We can recall the bumps in the road, or the walls we hit, and the trials and tribulations of our youth. Recently my youth’s actions were slammed in my face like a ten pound snowball being thrown by a major league pitcher. As a youngster, I was a shy, extremely reserved, and I had very little confidence. Then I was tossed into the ring, a real show ring, there I was trained as well as the horses I rode. My instructor was world renowned and under her instruction I won multiple championship titles. Being a champion, did that caused an uprising of a teenage monster? I started questioning myself, and my actions of my past. Was I a little teenage bitch? I was quiet, very competitive, and was disliked by other competitors because I 'cleaned house' most every time I entered the show ring. So was I, you know, a bitch? I was the type of person who practiced continuously, most of my teenage life I put aside, to excel and be my best at riding horses. My trainer empowered me and my competitive nature and talent did the rest. My twelve year old niece came to live with us six months ago and I found myself saying these words; "You may be the princess but I am the queen." The equestrian lessons I learned, priceless! My social behavior, maybe in question, however my recollections of the countless lessons are invaluable, inside and outside of the show ring.
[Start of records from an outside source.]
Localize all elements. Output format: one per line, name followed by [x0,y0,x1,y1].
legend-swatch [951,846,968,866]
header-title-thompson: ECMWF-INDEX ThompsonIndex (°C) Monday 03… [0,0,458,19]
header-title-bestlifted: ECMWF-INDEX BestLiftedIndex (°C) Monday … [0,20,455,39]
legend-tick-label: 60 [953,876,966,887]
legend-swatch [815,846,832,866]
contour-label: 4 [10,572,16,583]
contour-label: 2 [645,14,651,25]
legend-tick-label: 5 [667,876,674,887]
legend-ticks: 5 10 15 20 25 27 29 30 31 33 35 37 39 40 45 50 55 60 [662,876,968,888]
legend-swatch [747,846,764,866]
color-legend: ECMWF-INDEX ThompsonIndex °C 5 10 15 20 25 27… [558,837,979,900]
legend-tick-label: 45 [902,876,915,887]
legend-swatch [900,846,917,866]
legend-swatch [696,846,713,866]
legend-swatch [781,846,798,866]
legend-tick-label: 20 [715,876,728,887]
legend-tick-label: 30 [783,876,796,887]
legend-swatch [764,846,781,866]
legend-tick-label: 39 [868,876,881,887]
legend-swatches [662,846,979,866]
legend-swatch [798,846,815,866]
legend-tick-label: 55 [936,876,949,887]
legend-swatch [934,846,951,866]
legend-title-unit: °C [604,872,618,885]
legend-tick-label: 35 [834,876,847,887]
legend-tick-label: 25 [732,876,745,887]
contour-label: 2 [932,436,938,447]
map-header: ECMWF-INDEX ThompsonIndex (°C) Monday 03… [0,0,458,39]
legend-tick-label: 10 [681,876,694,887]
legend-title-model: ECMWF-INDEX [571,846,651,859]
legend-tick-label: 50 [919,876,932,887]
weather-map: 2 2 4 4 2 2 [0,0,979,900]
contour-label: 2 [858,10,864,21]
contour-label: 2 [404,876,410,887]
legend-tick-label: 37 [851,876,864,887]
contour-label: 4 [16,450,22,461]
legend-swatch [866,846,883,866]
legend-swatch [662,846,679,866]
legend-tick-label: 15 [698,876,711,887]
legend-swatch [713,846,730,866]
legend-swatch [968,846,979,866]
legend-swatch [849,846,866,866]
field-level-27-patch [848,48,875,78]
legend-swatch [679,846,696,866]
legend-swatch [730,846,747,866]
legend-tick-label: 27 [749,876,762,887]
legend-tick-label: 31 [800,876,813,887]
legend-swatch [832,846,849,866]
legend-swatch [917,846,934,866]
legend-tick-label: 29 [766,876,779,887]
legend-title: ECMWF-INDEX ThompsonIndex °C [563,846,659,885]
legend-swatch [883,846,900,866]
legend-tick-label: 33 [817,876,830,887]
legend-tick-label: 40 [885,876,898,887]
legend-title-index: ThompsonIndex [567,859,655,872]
Today’s challenge would be to convince my niece not to take the hard road, and to avoid brick walls. Passing on my life lessons, tools that will help her succeed and vault her into becoming the wonderful young lady that she has the potential to be. Using life lessons to help someone else, seems nearly impossible. Some things you simply have to learn for yourself. Sometimes you just have to learn from hitting your walls.
A new life challenge seems impossible since teenagers seem to have it all under control. Here are a few quotes I’ve collected: “You don’t understand” followed by “but it won’t happen to me” and then the final and my least favorite teenage quote “I know!” Teenage boys, almost a piece of cake, but teenage girls are a whole other cake recipe all together. Angel Food Cake vs. Devil’s Food Cake
"Develop success from failures." ~ Dale Carnegie
The last thing we want is for our children to fail. We can guide them, teach them, but they need their own hills to climb and even tumble down. We can only pick them up, dust them off and let them continue on their own life journey. As we sit, hoping and praying, that they succeed.